Now, many of these brands are gone, blended into the bigger Walmart operation, or just deemphasized as to be almost invisible. These moves come as Walmart has largely abandoned Lore’s (and Lore himself) plan to drive the retailer’s online business with more upscale brands. Instead, under CEO Doug McMillon, it has used grocery as its lead to attract digital customers, also offering Amazon-like tactics including its Walmart+ membership club, one-day sales events and faster deliveries of basic goods. The strategy has been quite successful for Walmart and while it continues to trail Amazon by a significant margin, it is growing faster than its rival and expanded its online business significantly (although like most retailers it declined a bit this past year as consumers returned to in-store shopping).

These niche brands were a terrible fit for Walmart. Their upscale positioning was a serious disconnect for most Walmart shoppers and the size of all of these brands for a $500 billion company was essentially a rounding error in the bigger picture.

What was the problem? Essentially these niche brands were a terrible fit for Walmart. Their upscale positioning was a serious disconnect for most Walmart shoppers and the size of all of these brands for a $500 billion company was essentially a rounding error in the bigger picture. Like many big retailers, managing tiny units is more of a distraction than any path to expansion.

The Lore strategy began to be dismantled several years ago, most notably with the closing of Jet.com itself in 2020, four years after buying it for $3.3 billion. What still existed was folded into Walmart’s own online operation and if you go to Jet.com now, it immediately takes you to the Walmart site. Lore himself left the company in January 2021 and since then has been working on several startups, including a food delivery service called Wonder that prepares its meals in trucks en route to customers. It has had a limited rollout and just recently announced it was eliminating the mobile kitchens and moving to more traditional cooking facilities. Makes you wonder if Lore is a one-trick pony in the food delivery category.

Moosejawed

Moosejaw’s sale to Dick’s, for an undisclosed price, marks the latest Lore brand to go. Modcloth was sold in 2019 and both Bare Necessities and the Shoes.com name were also unloaded. Walmart retains Bonobos although its founder Andy Dunn left several years ago.

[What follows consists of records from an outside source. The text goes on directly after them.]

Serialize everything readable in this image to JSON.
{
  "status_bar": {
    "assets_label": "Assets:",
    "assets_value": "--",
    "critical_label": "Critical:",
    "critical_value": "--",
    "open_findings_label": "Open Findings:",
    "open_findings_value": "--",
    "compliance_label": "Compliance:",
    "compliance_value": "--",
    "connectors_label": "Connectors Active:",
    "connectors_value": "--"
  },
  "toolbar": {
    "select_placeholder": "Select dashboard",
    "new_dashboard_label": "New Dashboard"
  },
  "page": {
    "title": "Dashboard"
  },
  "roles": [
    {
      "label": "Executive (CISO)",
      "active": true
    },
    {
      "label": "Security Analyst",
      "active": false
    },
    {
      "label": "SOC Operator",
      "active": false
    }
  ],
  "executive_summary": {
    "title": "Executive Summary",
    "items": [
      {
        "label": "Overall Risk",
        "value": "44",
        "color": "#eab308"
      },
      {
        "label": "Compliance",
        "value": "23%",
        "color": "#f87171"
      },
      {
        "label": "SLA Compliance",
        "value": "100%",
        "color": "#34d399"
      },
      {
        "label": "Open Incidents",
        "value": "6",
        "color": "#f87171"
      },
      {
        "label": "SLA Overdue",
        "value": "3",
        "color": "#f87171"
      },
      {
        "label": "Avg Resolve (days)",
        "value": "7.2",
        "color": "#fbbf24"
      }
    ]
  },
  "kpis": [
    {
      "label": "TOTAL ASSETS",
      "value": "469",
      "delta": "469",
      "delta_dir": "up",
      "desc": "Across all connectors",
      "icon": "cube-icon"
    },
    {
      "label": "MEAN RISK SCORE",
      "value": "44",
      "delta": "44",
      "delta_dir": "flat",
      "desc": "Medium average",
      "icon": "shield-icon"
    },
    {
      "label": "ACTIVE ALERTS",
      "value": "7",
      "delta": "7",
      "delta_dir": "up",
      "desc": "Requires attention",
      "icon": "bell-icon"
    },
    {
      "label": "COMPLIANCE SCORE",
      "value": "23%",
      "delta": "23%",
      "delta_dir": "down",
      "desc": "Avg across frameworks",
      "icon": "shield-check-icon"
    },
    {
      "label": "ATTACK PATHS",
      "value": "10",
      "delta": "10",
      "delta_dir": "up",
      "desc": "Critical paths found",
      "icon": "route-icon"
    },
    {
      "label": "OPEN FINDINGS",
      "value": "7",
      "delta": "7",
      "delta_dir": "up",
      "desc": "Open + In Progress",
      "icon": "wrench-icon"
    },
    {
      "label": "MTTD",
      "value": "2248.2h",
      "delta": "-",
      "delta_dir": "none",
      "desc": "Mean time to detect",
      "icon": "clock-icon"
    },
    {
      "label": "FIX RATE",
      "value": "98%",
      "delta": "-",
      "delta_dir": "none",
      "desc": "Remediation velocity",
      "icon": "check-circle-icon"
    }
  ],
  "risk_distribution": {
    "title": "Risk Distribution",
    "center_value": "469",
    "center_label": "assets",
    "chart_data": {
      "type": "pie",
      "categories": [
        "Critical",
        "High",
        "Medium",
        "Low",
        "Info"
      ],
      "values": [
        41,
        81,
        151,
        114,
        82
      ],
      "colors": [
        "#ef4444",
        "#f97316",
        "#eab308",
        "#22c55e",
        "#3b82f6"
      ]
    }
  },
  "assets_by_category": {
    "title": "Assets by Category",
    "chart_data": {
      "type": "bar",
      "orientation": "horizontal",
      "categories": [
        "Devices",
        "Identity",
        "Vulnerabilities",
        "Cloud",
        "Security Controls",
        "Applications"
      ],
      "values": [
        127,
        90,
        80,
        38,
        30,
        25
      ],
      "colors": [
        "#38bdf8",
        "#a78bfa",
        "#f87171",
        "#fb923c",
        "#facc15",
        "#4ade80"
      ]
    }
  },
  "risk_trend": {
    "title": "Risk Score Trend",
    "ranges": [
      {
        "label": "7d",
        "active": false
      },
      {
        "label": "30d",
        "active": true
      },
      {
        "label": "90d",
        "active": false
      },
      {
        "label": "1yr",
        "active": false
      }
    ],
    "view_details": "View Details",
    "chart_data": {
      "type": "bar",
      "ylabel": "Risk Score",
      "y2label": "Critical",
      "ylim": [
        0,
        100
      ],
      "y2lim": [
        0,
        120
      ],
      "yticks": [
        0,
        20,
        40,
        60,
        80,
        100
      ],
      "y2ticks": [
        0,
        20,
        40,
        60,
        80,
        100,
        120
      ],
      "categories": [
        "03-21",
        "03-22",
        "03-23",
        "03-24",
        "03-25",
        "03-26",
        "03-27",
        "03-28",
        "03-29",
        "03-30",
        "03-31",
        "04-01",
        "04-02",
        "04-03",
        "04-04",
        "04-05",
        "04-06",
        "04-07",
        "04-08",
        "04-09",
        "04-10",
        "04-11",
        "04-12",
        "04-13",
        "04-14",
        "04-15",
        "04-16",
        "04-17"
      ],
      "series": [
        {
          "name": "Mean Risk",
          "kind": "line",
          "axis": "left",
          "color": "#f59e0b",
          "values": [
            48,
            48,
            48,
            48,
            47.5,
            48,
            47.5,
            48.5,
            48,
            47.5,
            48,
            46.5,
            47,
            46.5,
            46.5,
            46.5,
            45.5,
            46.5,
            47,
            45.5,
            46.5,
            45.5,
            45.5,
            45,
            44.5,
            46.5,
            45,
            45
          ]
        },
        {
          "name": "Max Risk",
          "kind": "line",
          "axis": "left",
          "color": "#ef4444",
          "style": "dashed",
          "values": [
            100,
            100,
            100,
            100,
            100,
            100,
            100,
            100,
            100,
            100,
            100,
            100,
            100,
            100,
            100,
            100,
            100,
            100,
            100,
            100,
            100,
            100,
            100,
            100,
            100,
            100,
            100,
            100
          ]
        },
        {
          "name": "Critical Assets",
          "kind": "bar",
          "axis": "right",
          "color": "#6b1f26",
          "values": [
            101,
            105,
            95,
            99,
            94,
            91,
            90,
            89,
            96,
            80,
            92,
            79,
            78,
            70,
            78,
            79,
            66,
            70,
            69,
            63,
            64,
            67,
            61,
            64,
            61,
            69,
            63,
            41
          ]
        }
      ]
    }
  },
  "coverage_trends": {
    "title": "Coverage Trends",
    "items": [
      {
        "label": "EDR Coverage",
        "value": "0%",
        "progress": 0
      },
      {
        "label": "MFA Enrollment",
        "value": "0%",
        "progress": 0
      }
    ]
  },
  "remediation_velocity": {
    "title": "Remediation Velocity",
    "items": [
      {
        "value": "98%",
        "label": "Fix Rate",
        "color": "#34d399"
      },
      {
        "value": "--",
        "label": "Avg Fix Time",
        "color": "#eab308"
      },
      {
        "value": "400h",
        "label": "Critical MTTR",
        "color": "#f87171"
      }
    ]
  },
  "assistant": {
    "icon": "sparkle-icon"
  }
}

For Dick’s, it’s an unusual move as the sporting goods retailer has rarely done acquisitions. While most of Moosejaw’s business is online, and that is where Dick’s is expected to concentrate its efforts in connection with its Public Lands brand, the brand also operates about a dozen stores, primarily in the upper Midwest.

Walmart has long said that buying Jet and bringing in Lore helped it gain knowledge and expertise in the ecommerce field, though in hindsight, it ended up going in an entirely different direction than Lore was taking it.

And now the reversal of Lore’s dream of fortunes continues.